Analysts have recently lowered estimates for Pilgrim’s Pride as chicken pricing has moderated and commodity conditions have become less favorable than in the first half of the year. Following a strong Q2 supported by high cutout values and robust Prepared Foods growth, prices for wings, tenders, and breasts have eased as supply rebounded and retail promotions slowed heading into fall, pressuring Q3 margin expectations

Looking at the numbers, we are starting to see a trend lower over the short term and a drastic drop next year.

For the current quarter, we have seen analysts estimates fall in the last 7 days. Numbers have been taken from $1.46 to $1.41, an up lower of 3%.

The current year has also seen a recent drop, with estimates going from $5.39 to $5.21, or 3%.

Looking at next year, numbers drop 18%, falling from $5.08 to $4.15.

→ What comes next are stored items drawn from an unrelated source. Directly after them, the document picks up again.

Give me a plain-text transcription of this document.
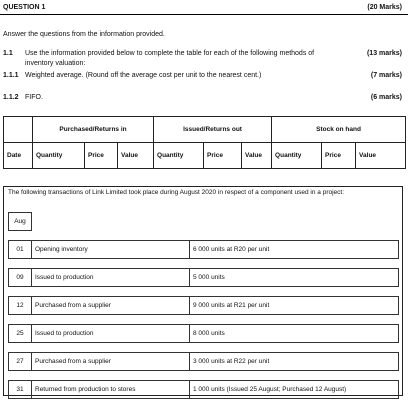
QUESTION 1	(20 Marks)
Answer the questions from the information provided.
1.1 Use the information provided below to complete the table for each of the following methods of
inventory valuation:
(13 marks)
1.1.1 Weighted average. (Round off the average cost per unit to the nearest cent.)	(7 marks)
1.1.2 FIFO.	(6 marks)
	Purchased/Returns in			Issued/Returns out			Stock on hand		
Date	Quantity	Price	Value	Quantity	Price	Value	Quantity	Price	Value
The following transactions of Link Limited took place during August 2020 in respect of a component used in a project:
Aug		

01	Opening inventory	6 000 units at R20 per unit

09	Issued to production	5 000 units

12	Purchased from a supplier	9 000 units at R21 per unit

25	Issued to production	8 000 units

27	Purchased from a supplier	3 000 units at R22 per unit

31	Returned from production to stores	1 000 units (Issued 25 August; Purchased 12 August)
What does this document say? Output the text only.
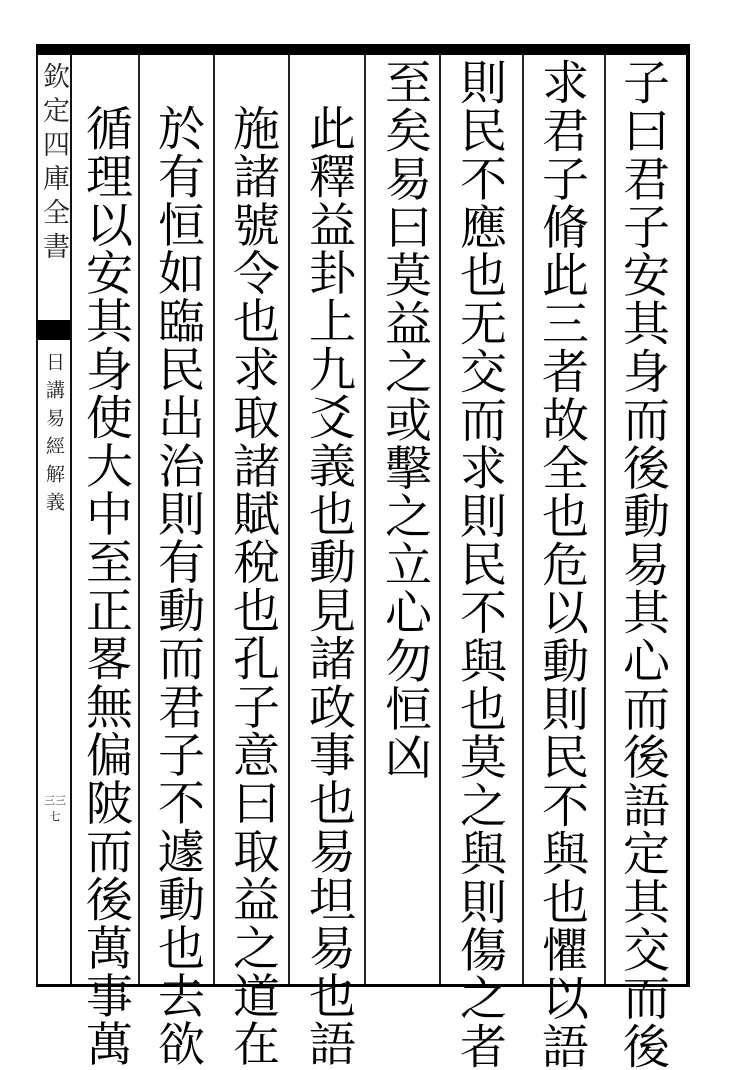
欽定四庫全書
日講易經解義
三三七	子曰君子安其身而後動易其心而後語定其交而後
求君子脩此三者故全也危以動則民不與也懼以語
則民不應也无交而求則民不與也莫之與則傷之者
至矣易曰莫益之或擊之立心勿恒凶
此釋益卦上九爻義也動見諸政事也易坦易也語
施諸號令也求取諸賦稅也孔子意曰取益之道在
於有恒如臨民出治則有動而君子不遽動也去欲
循理以安其身使大中至正畧無偏陂而後萬事萬
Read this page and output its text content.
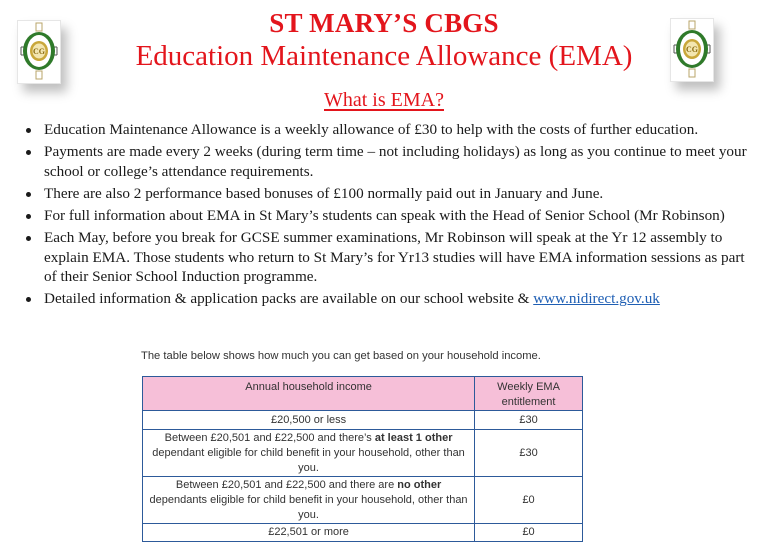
CG	CG
ST MARY’S CBGS
Education Maintenance Allowance (EMA)
What is EMA?
Education Maintenance Allowance is a weekly allowance of £30 to help with the costs of further education.
Payments are made every 2 weeks (during term time – not including holidays) as long as you continue to meet your school or college’s attendance requirements.
There are also 2 performance based bonuses of £100 normally paid out in January and June.
For full information about EMA in St Mary’s students can speak with the Head of Senior School (Mr Robinson)
Each May, before you break for GCSE summer examinations, Mr Robinson will speak at the Yr 12 assembly to explain EMA. Those students who return to St Mary’s for Yr13 studies will have EMA information sessions as part of their Senior School Induction programme.
Detailed information & application packs are available on our school website & www.nidirect.gov.uk
The table below shows how much you can get based on your household income.
Annual household income	Weekly EMA entitlement
£20,500 or less	£30
Between £20,501 and £22,500 and there’s at least 1 other dependant eligible for child benefit in your household, other than you.	£30
Between £20,501 and £22,500 and there are no other dependants eligible for child benefit in your household, other than you.	£0
£22,501 or more	£0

After earnings, a handful of analysts dropped their price targets. And with the next earnings report a few weeks away, Goldman Sachs recently cut its price target from $54 to $446.

The Technical Take

The stock was strong in 2024 and held up for most of this year. However, the bulls started losing their taste for the PPC over the summer.

All the moving averages are broken, with the 200-day at $45. We could get a bounce, but the moving averages likely become areas of resistance, instead of support as they were last year.

Looking at the long-term chart from 2023, the $29-34 level will likely be the “Buy Zone”. This is the Fibonacci support area, with the 61.8% support level at $29. Investors should be patient and wait for that potential “buy the dip” area.

In Summary

Pilgrim’s Pride now faces mounting headwinds despite its leading position in the protein market. Falling chicken prices, weaker-than-expected commodity trends, and a deteriorating technical setup have pressured both near-term earnings and sentiment.

With the stock breaking key moving averages and analyst estimates falling sharply, caution is warranted. Investors should remain on the sidelines and watch for a more compelling entry point rather than chasing the decline.

For now, investors looking at the industry should look at Tyson Foods (TSN). The stock is a Zacks Rank #3 (HOLD).